A huge number of people seem to have been influenced by hype over the years and believe that neural nets are powerful little black boxes that can solve just about any problem.

Not true; see for instance pp 247-280 of the 1988 second edition of the famous book "Perceptrons" by Marvin Minsky and Seymor Papert; to a large extent, the results proven for single layer networks in the 1968 edition (which temporarily killed that whole field) still hold true for most kinds of multi-layer networks.

In particular, a non-looping non-recursive neural net is quite limited in power, certainly less powerful than a Turing Machine; most of the nicer results that people have obtained with neural nets depended on recursive preprocessing algorithms to feed the nets easier work.

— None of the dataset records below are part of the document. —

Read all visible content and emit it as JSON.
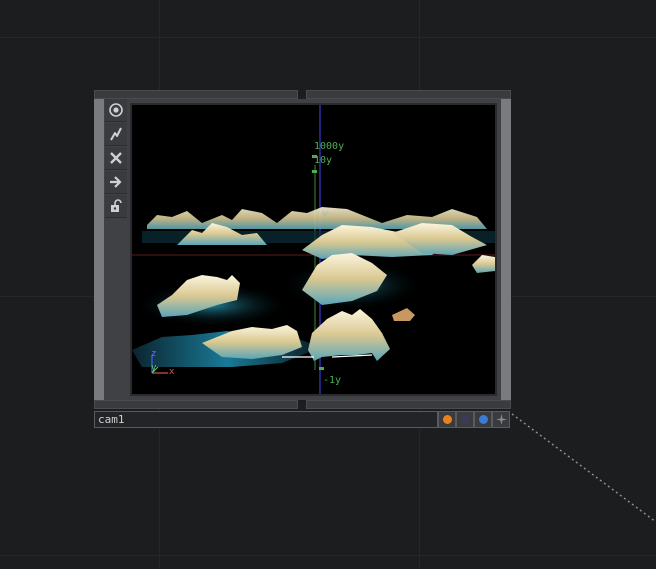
{
  "node": {
    "name": "cam1",
    "toolbar": [
      {
        "name": "viewer-active-icon",
        "glyph": "◎"
      },
      {
        "name": "bypass-icon",
        "glyph": "ϟ"
      },
      {
        "name": "close-icon",
        "glyph": "✕"
      },
      {
        "name": "export-arrow-icon",
        "glyph": "➔"
      },
      {
        "name": "lock-icon",
        "glyph": "🔓"
      }
    ],
    "viewer": {
      "labels": {
        "top_far": "1000y",
        "top_near": "10y",
        "mid": "y",
        "bottom": "-1y",
        "axis_z": "z",
        "axis_y": "y",
        "axis_x": "x"
      }
    },
    "flags": {
      "color_orange": "#e8821e",
      "color_dark": "#3a3c55",
      "color_blue": "#3a7bd5"
    }
  }
}
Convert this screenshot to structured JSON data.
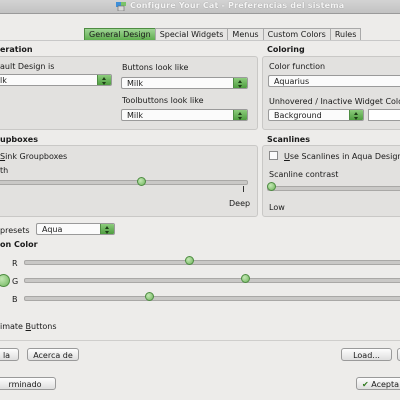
{
  "window": {
    "title": "Configure Your Cat - Preferencias del sistema"
  },
  "tabs": [
    {
      "label": "General Design",
      "active": true
    },
    {
      "label": "Special Widgets",
      "active": false
    },
    {
      "label": "Menus",
      "active": false
    },
    {
      "label": "Custom Colors",
      "active": false
    },
    {
      "label": "Rules",
      "active": false
    }
  ],
  "generation": {
    "title": "eration",
    "default_design_label": "ault Design is",
    "default_design_value": "lk",
    "buttons_look_label": "Buttons look like",
    "buttons_look_value": "Milk",
    "toolbuttons_look_label": "Toolbuttons look like",
    "toolbuttons_look_value": "Milk"
  },
  "coloring": {
    "title": "Coloring",
    "color_function_label": "Color function",
    "color_function_value": "Aquarius",
    "unhovered_label": "Unhovered / Inactive Widget Color",
    "unhovered_value": "Background"
  },
  "groupboxes": {
    "title": "upboxes",
    "sink_label": "Sink Groupboxes",
    "depth_label": "th",
    "deep_label": "Deep"
  },
  "scanlines": {
    "title": "Scanlines",
    "use_label": "Use Scanlines in Aqua Design",
    "use_checked": false,
    "contrast_label": "Scanline contrast",
    "low_label": "Low"
  },
  "presets": {
    "label": "presets",
    "value": "Aqua"
  },
  "icon_color": {
    "title": "on Color",
    "channels": [
      {
        "label": "R",
        "level": 0.45
      },
      {
        "label": "G",
        "level": 0.6
      },
      {
        "label": "B",
        "level": 0.33
      }
    ]
  },
  "animate": {
    "label": "imate Buttons"
  },
  "bottom_buttons": {
    "help": "la",
    "about": "Acerca de",
    "load": "Load...",
    "finished": "rminado",
    "accept": "Acepta"
  },
  "colors": {
    "accent": "#5fae4f",
    "background": "#edecea"
  }
}
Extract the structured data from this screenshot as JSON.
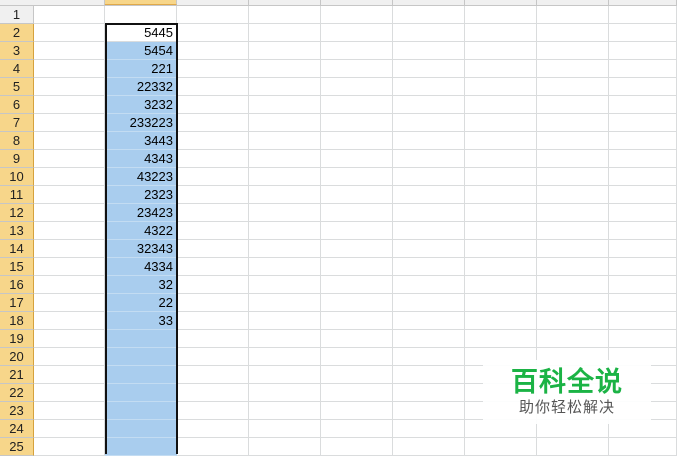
{
  "rows": [
    "1",
    "2",
    "3",
    "4",
    "5",
    "6",
    "7",
    "8",
    "9",
    "10",
    "11",
    "12",
    "13",
    "14",
    "15",
    "16",
    "17",
    "18",
    "19",
    "20",
    "21",
    "22",
    "23",
    "24",
    "25"
  ],
  "column_b_values": [
    "",
    "5445",
    "5454",
    "221",
    "22332",
    "3232",
    "233223",
    "3443",
    "4343",
    "43223",
    "2323",
    "23423",
    "4322",
    "32343",
    "4334",
    "32",
    "22",
    "33",
    "",
    "",
    "",
    "",
    "",
    "",
    ""
  ],
  "watermark": {
    "title": "百科全说",
    "subtitle": "助你轻松解决",
    "color": "#1bb345"
  },
  "colors": {
    "selection_fill": "#a9cdee",
    "active_header": "#f7d68a",
    "grid": "#dadcdd"
  }
}
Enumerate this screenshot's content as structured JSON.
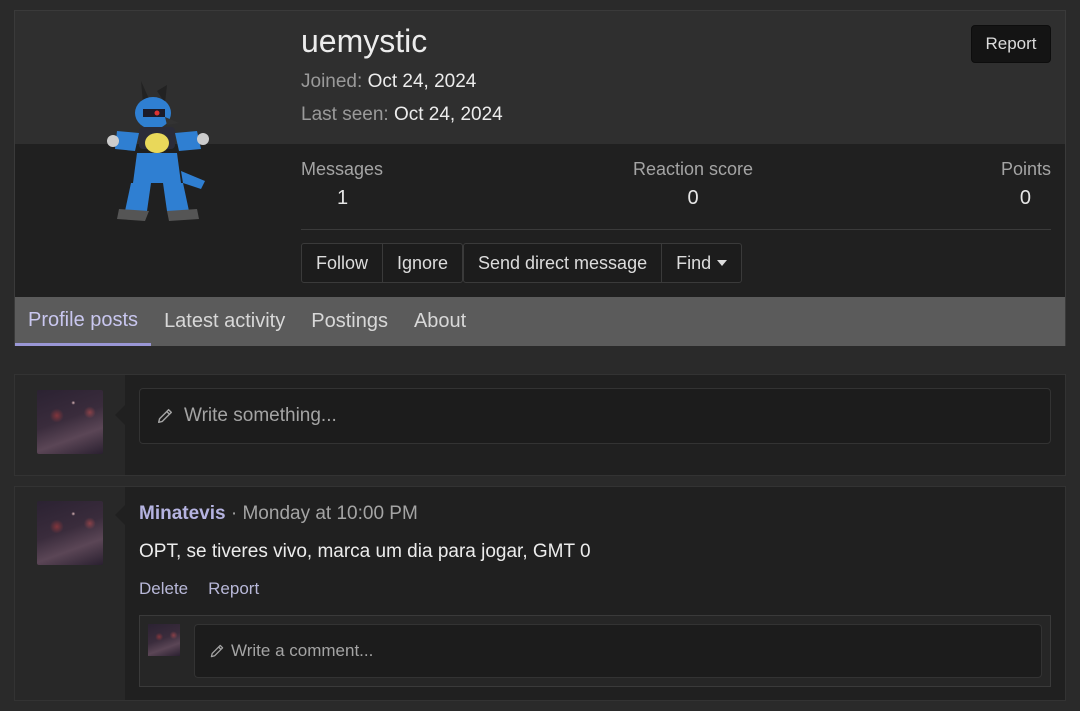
{
  "profile": {
    "username": "uemystic",
    "joined_label": "Joined:",
    "joined_value": "Oct 24, 2024",
    "last_seen_label": "Last seen:",
    "last_seen_value": "Oct 24, 2024",
    "report_label": "Report",
    "stats": [
      {
        "label": "Messages",
        "value": "1"
      },
      {
        "label": "Reaction score",
        "value": "0"
      },
      {
        "label": "Points",
        "value": "0"
      }
    ],
    "actions": {
      "follow": "Follow",
      "ignore": "Ignore",
      "send_dm": "Send direct message",
      "find": "Find"
    },
    "tabs": [
      "Profile posts",
      "Latest activity",
      "Postings",
      "About"
    ],
    "active_tab": "Profile posts"
  },
  "composer": {
    "placeholder": "Write something..."
  },
  "post": {
    "author": "Minatevis",
    "separator": " · ",
    "time": "Monday at 10:00 PM",
    "body": "OPT, se tiveres vivo, marca um dia para jogar, GMT 0",
    "delete_label": "Delete",
    "report_label": "Report",
    "comment_placeholder": "Write a comment..."
  },
  "icons": {
    "avatar": "lucario-pixel-avatar",
    "pencil": "pencil-icon",
    "caret": "caret-down-icon"
  },
  "colors": {
    "background": "#2a2a2a",
    "accent": "#9a97d6",
    "author": "#b5b3e0"
  }
}
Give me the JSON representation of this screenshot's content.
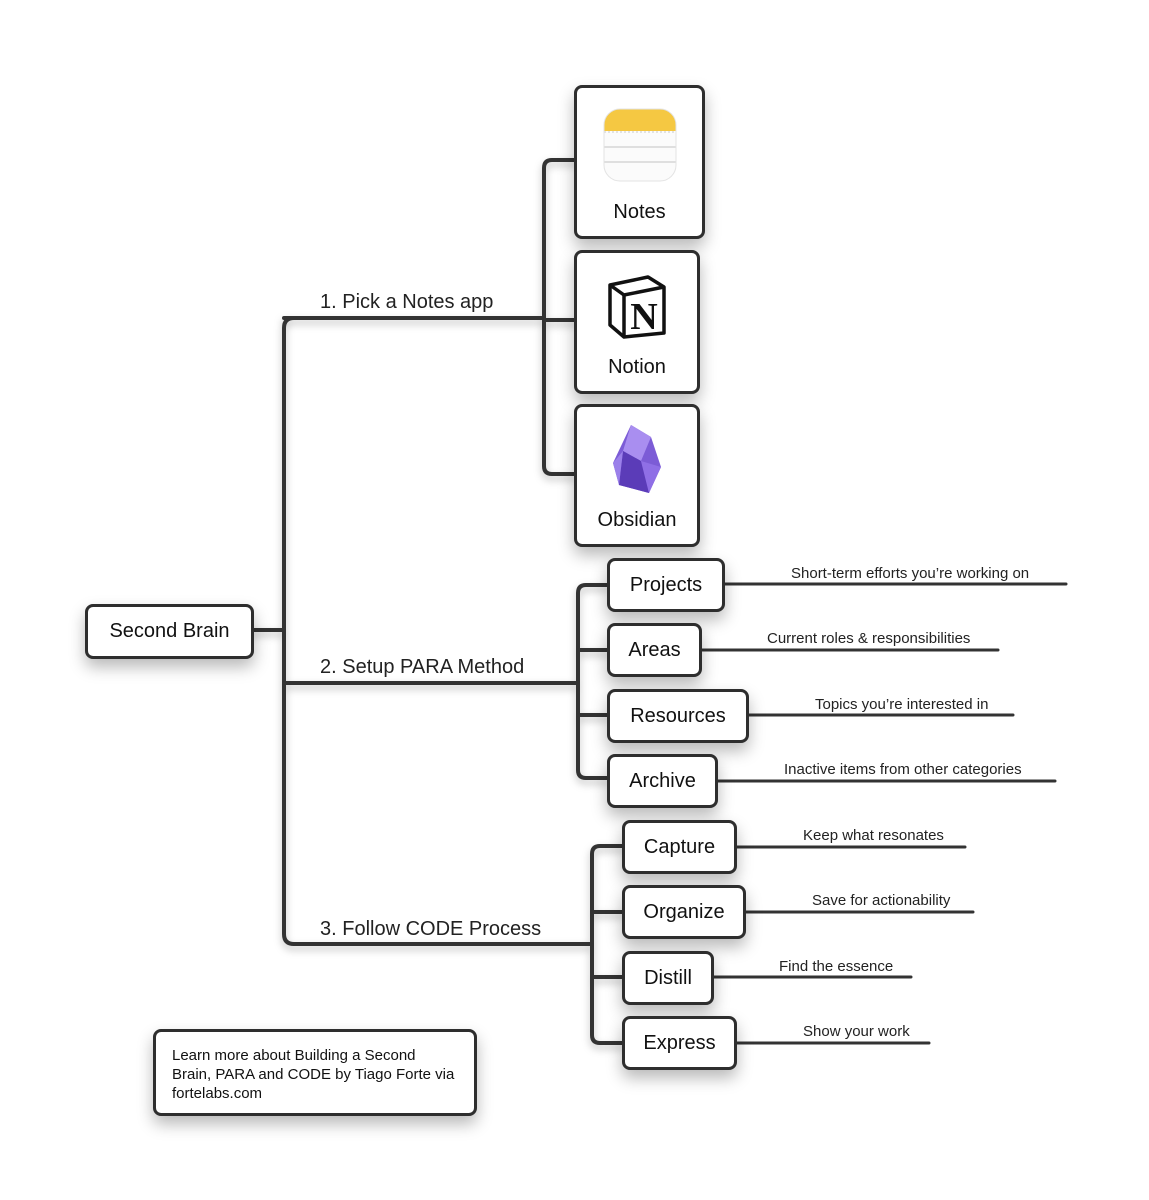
{
  "root": {
    "label": "Second Brain"
  },
  "branches": [
    {
      "label": "1. Pick a Notes app"
    },
    {
      "label": "2. Setup PARA Method"
    },
    {
      "label": "3. Follow CODE Process"
    }
  ],
  "apps": [
    {
      "label": "Notes",
      "icon": "apple-notes-icon"
    },
    {
      "label": "Notion",
      "icon": "notion-icon"
    },
    {
      "label": "Obsidian",
      "icon": "obsidian-icon"
    }
  ],
  "para": [
    {
      "label": "Projects",
      "desc": "Short-term efforts you’re working on"
    },
    {
      "label": "Areas",
      "desc": "Current roles & responsibilities"
    },
    {
      "label": "Resources",
      "desc": "Topics you’re interested in"
    },
    {
      "label": "Archive",
      "desc": "Inactive items from other categories"
    }
  ],
  "code": [
    {
      "label": "Capture",
      "desc": "Keep what resonates"
    },
    {
      "label": "Organize",
      "desc": "Save for actionability"
    },
    {
      "label": "Distill",
      "desc": "Find the essence"
    },
    {
      "label": "Express",
      "desc": "Show your work"
    }
  ],
  "note": {
    "text": "Learn more about Building a Second Brain, PARA and CODE by Tiago Forte via fortelabs.com"
  },
  "colors": {
    "line": "#333333",
    "border": "#2e2e2e",
    "notes_yellow": "#f5c842",
    "obsidian_purple": "#7c5cd6"
  }
}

The huge surge of interest concerning back propagation to train neural nets faded once it was recognized that it amounted to the ancient technique of hill-climbing/local optimization; there was very little press on the subject, but basically anything a neural net can do, older statistical techniques can also accomplish.

Fully recursive neural nets are more powerful, but less pragmatic (e.g. they may not converge at all).

They're still a handy tool, of course, but they're not magic. If someone suggests a neural net to solve a problem, ask them why not using simulated annealing or hidden markov models. If they can't answer that, they probably bought into the hype.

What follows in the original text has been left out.